Strange Behavior

James Berry jberry at macports.org
Wed Dec 21 10:10:09 PST 2011


On Dec 21, 2011, at 8:46 AM, Jeremy Lavergne wrote:

>> If you want to enforce having a local port override the tree, what if you
>> were to do that by enforcing that the database search for category:kde,
>> etc, return only the first of any such items found?
> 
> It's not so much a local port as it is a local repository, where they're
> controlled in sources.conf.

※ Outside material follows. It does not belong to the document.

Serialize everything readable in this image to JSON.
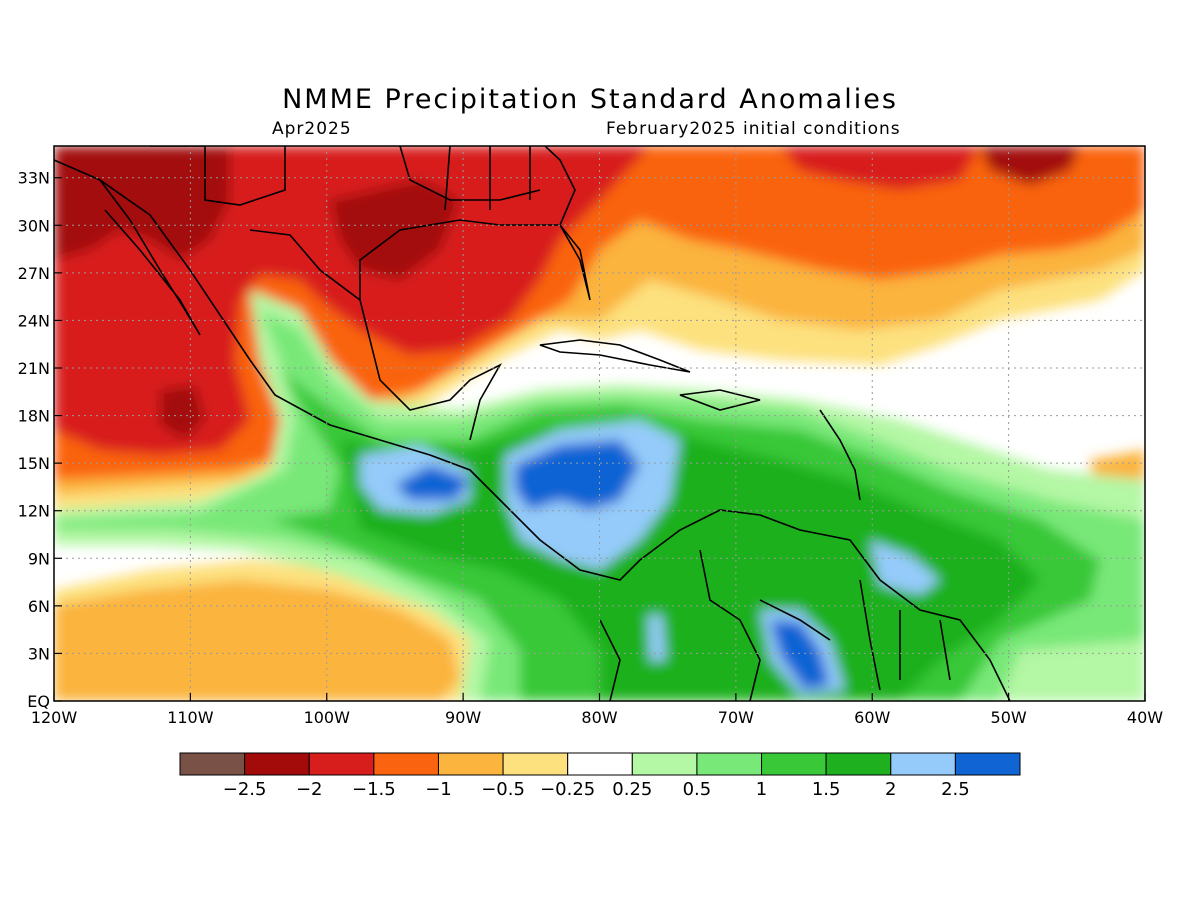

Listing sources [default] or simply higher in
> the list is suppose to give precedence.
> 
>> There are clearly other ways to generate a portlist which includes
>> multiple identical ports: I'm not sure that "first wins" or "last wins" is
>> always better.
> 
> In this instance, documentation does say first wins. What will we impact
> by changes in this area of the code though?
> 
>> Another question I'll ask: at the level of the portlist, ports are
>> identified only by name and version. Are these ports even distinct at that
>> point? What are the name/version of the two ports in this case?
>> ("fullname" as stored in a port entry in the portlist)?
> 
> I believe a single repository can have duplicates, otherwise we'd never
> run into the web site update failing due to duplicate portnames. Granted I
> was using two separate repositories, but the fact they're coalesced might
> indicate we currently treat it as one giant repository without any checks
> such as enforcing order.
> 
> In my case, any KDE package that was I was upgrading triggered this:
> * kde4-runtime @4.7.4_0 (from file://...)
> * kde4-runtime @4.7.3_0 (from ports.tar)

I checked in a change to opIntersection, which makes sure the two lists being passed to opIntersection are unique. Can you verify that fixes your problem?